There will be more to come, as other schools are announcing cuts in their athletic offerings. Three weeks ago the University of Akron eliminated golf, tennis, and cross country. Two months ago the University of Cincinnati canned men’s soccer.
“This is horrible, and what’s horrible about it is this,” says former MAC umpire Steve Partington, who now manages the popular spring baseball Snowbird Classic in Port Charlotte, Florida. “Bowling Green has had a least a million dollars in donations, that was given specifically in support of baseball. No names here, but I know the people who gave the money with the stipulation it could not be shared with other sports. That money is still in the bank.
“And there will be more MAC teams do this to their baseball programs,” added Partington. “This is not the end.”
High school teammate Chris Hardman both played and coached as a grad assistant at Bowling Green.
“My first thought is that this was very poorly handled,” says Hardman, who for years has coached multiple sports at Toledo’s Ottawa Hills High School. “I have to believe that no one knew this was coming, except maybe Danny Schmitz (the head coach). And I also think that if they had reached out they could have raised $5 million in a week from alumni with a vested interest in Bowling Green baseball. Gary Haas is a good friend, and I was there for the ceremony the day he gave the school a million dollars. How do you think he feels over this?”

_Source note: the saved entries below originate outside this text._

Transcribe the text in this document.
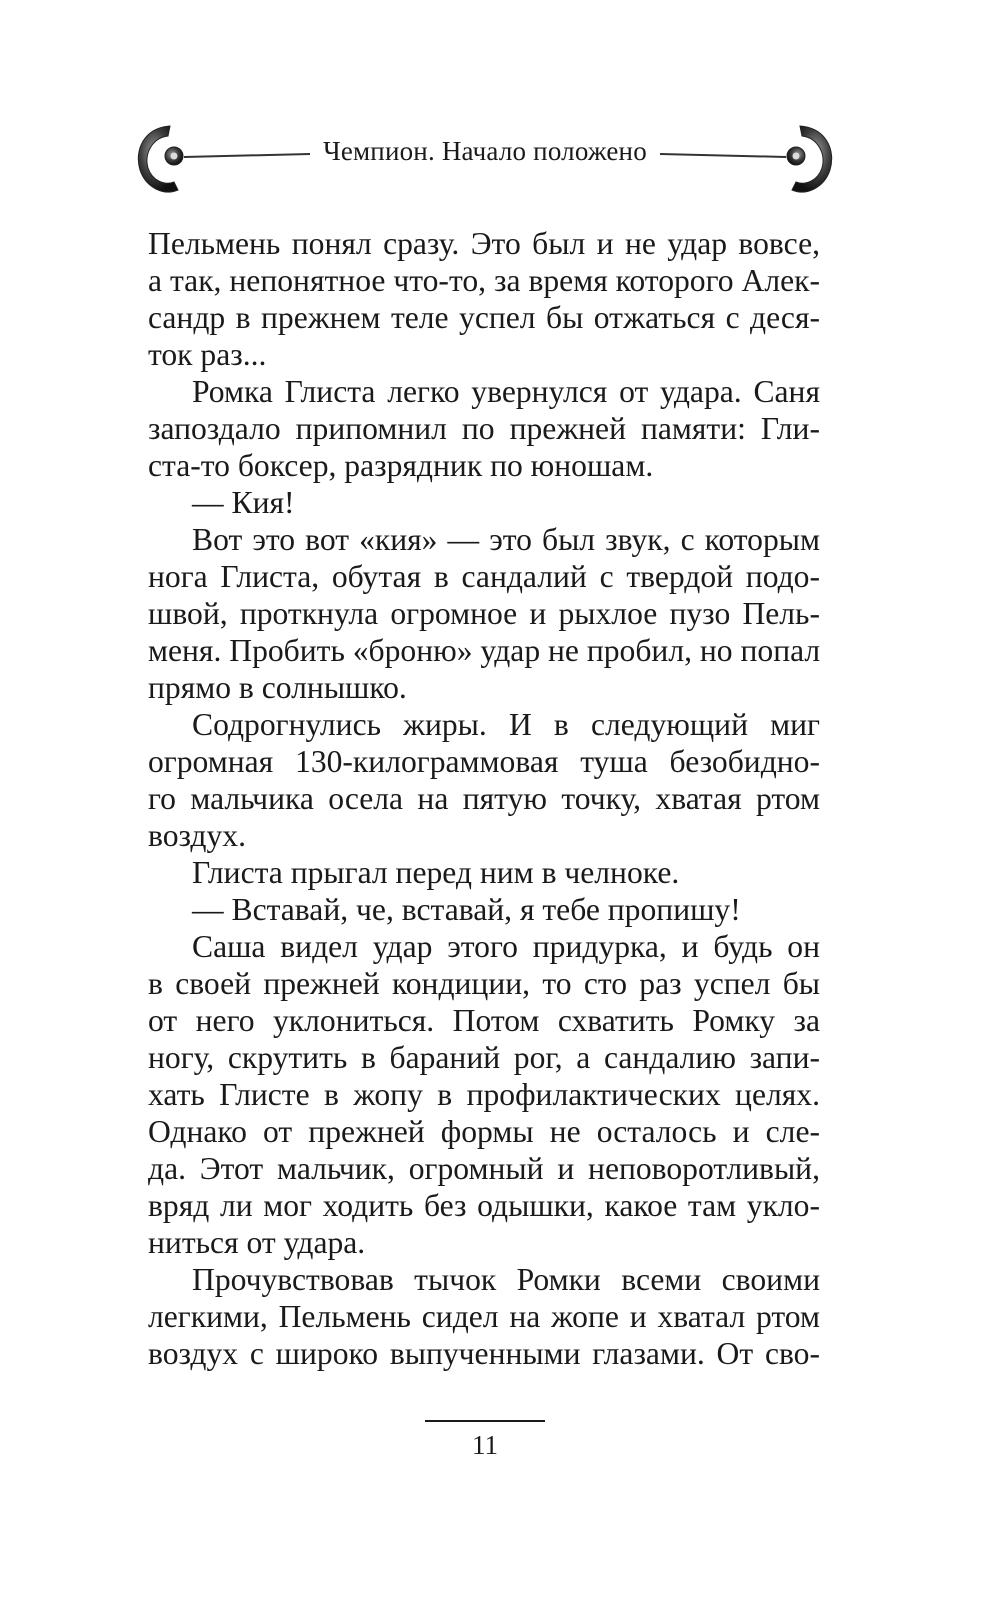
Чемпион. Начало положено
Пельмень понял сразу. Это был и не удар вовсе,
а так, непонятное что-то, за время которого Алек-
сандр в прежнем теле успел бы отжаться с деся-
ток раз...
Ромка Глиста легко увернулся от удара. Саня
запоздало припомнил по прежней памяти: Гли-
ста-то боксер, разрядник по юношам.
— Кия!
Вот это вот «кия» — это был звук, с которым
нога Глиста, обутая в сандалий с твердой подо-
швой, проткнула огромное и рыхлое пузо Пель-
меня. Пробить «броню» удар не пробил, но попал
прямо в солнышко.
Содрогнулись жиры. И в следующий миг
огромная 130-килограммовая туша безобидно-
го мальчика осела на пятую точку, хватая ртом
воздух.
Глиста прыгал перед ним в челноке.
— Вставай, че, вставай, я тебе пропишу!
Саша видел удар этого придурка, и будь он
в своей прежней кондиции, то сто раз успел бы
от него уклониться. Потом схватить Ромку за
ногу, скрутить в бараний рог, а сандалию запи-
хать Глисте в жопу в профилактических целях.
Однако от прежней формы не осталось и сле-
да. Этот мальчик, огромный и неповоротливый,
вряд ли мог ходить без одышки, какое там укло-
ниться от удара.
Прочувствовав тычок Ромки всеми своими
легкими, Пельмень сидел на жопе и хватал ртом
воздух с широко выпученными глазами. От сво-
11
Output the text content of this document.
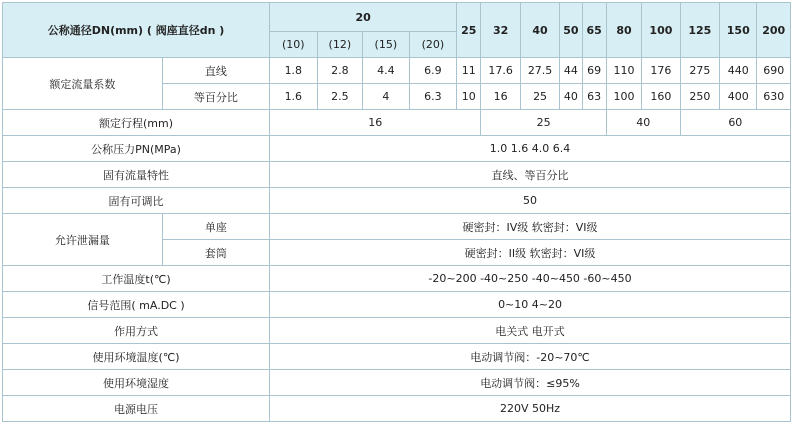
公称通径DN(mm) ( 阀座直径dn )		20				25	32	40	50	65	80	100	125	150	200
		(10)	(12)	(15)	(20)										
额定流量系数	直线	1.8	2.8	4.4	6.9	11	17.6	27.5	44	69	110	176	275	440	690
	等百分比	1.6	2.5	4	6.3	10	16	25	40	63	100	160	250	400	630
额定行程(mm)		16					25				40		60		
公称压力PN(MPa)		1.0 1.6 4.0 6.4													
固有流量特性		直线、等百分比													
固有可调比		50													
允许泄漏量	单座	硬密封：IV级 软密封：VI级													
	套筒	硬密封：II级 软密封：VI级													
工作温度t(℃)		-20~200 -40~250 -40~450 -60~450													
信号范围( mA.DC )		0~10 4~20													
作用方式		电关式 电开式													
使用环境温度(℃)		电动调节阀：-20~70℃													
使用环境湿度		电动调节阀：≤95%													
电源电压		220V 50Hz													
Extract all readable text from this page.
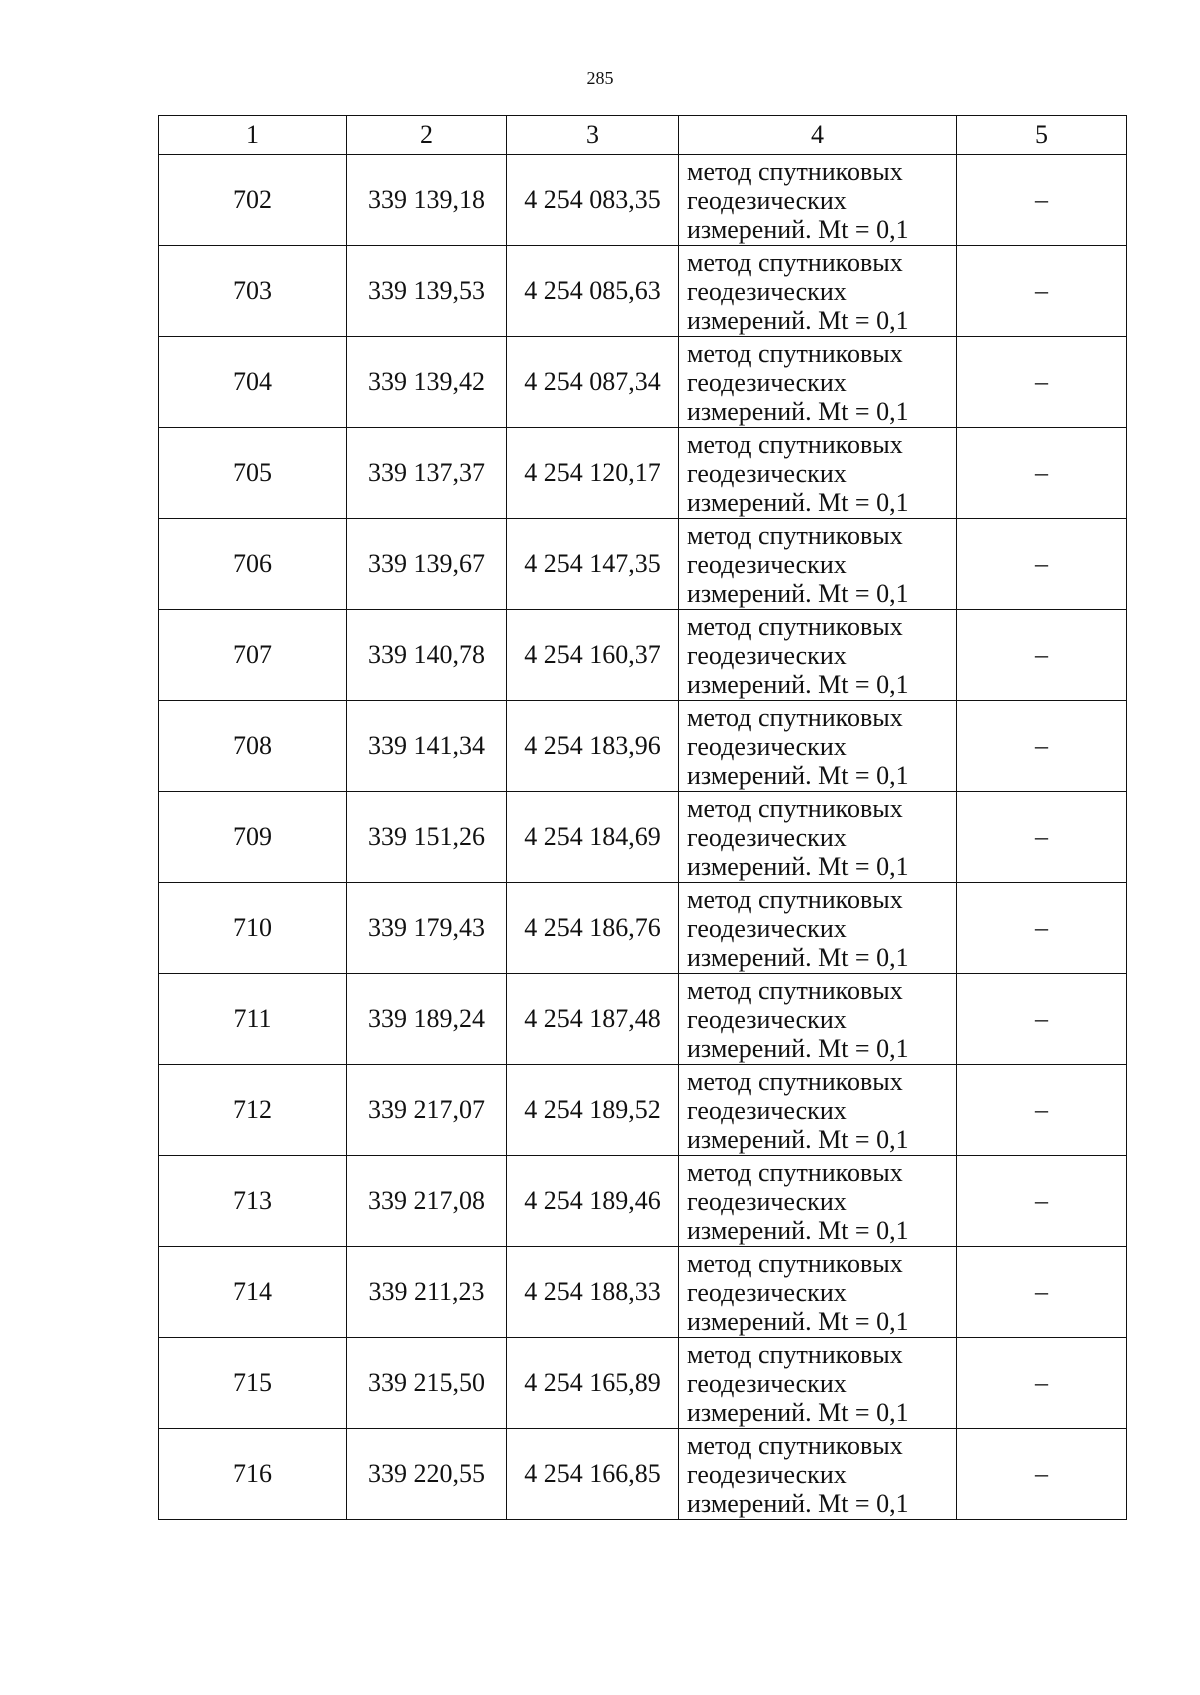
285
1	2	3	4	5
702	339 139,18	4 254 083,35	метод спутниковых
геодезических
измерений. Mt = 0,1	–
703	339 139,53	4 254 085,63	метод спутниковых
геодезических
измерений. Mt = 0,1	–
704	339 139,42	4 254 087,34	метод спутниковых
геодезических
измерений. Mt = 0,1	–
705	339 137,37	4 254 120,17	метод спутниковых
геодезических
измерений. Mt = 0,1	–
706	339 139,67	4 254 147,35	метод спутниковых
геодезических
измерений. Mt = 0,1	–
707	339 140,78	4 254 160,37	метод спутниковых
геодезических
измерений. Mt = 0,1	–
708	339 141,34	4 254 183,96	метод спутниковых
геодезических
измерений. Mt = 0,1	–
709	339 151,26	4 254 184,69	метод спутниковых
геодезических
измерений. Mt = 0,1	–
710	339 179,43	4 254 186,76	метод спутниковых
геодезических
измерений. Mt = 0,1	–
711	339 189,24	4 254 187,48	метод спутниковых
геодезических
измерений. Mt = 0,1	–
712	339 217,07	4 254 189,52	метод спутниковых
геодезических
измерений. Mt = 0,1	–
713	339 217,08	4 254 189,46	метод спутниковых
геодезических
измерений. Mt = 0,1	–
714	339 211,23	4 254 188,33	метод спутниковых
геодезических
измерений. Mt = 0,1	–
715	339 215,50	4 254 165,89	метод спутниковых
геодезических
измерений. Mt = 0,1	–
716	339 220,55	4 254 166,85	метод спутниковых
геодезических
измерений. Mt = 0,1	–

Probably like a lot of others in a position to help currently, and in the future. This comes as the ultimate financial ‘balk’, to use baseball vernacular. And the definition of a balk in baseball is any action to deceive the unsuspecting.
To Chris Hardman’s point, the simple act of communication could likely have saved baseball at Bowling Green. People who could help, and have helped, have long memories. Gary Moosbrugger’s haste to save money will likely pay negative dividends for years to come – penny wise, and pound foolish – because athletic directors rarely stay at one school for very long.
And future employers have long memories, too, and may remember…the day Bowling Green quit on baseball!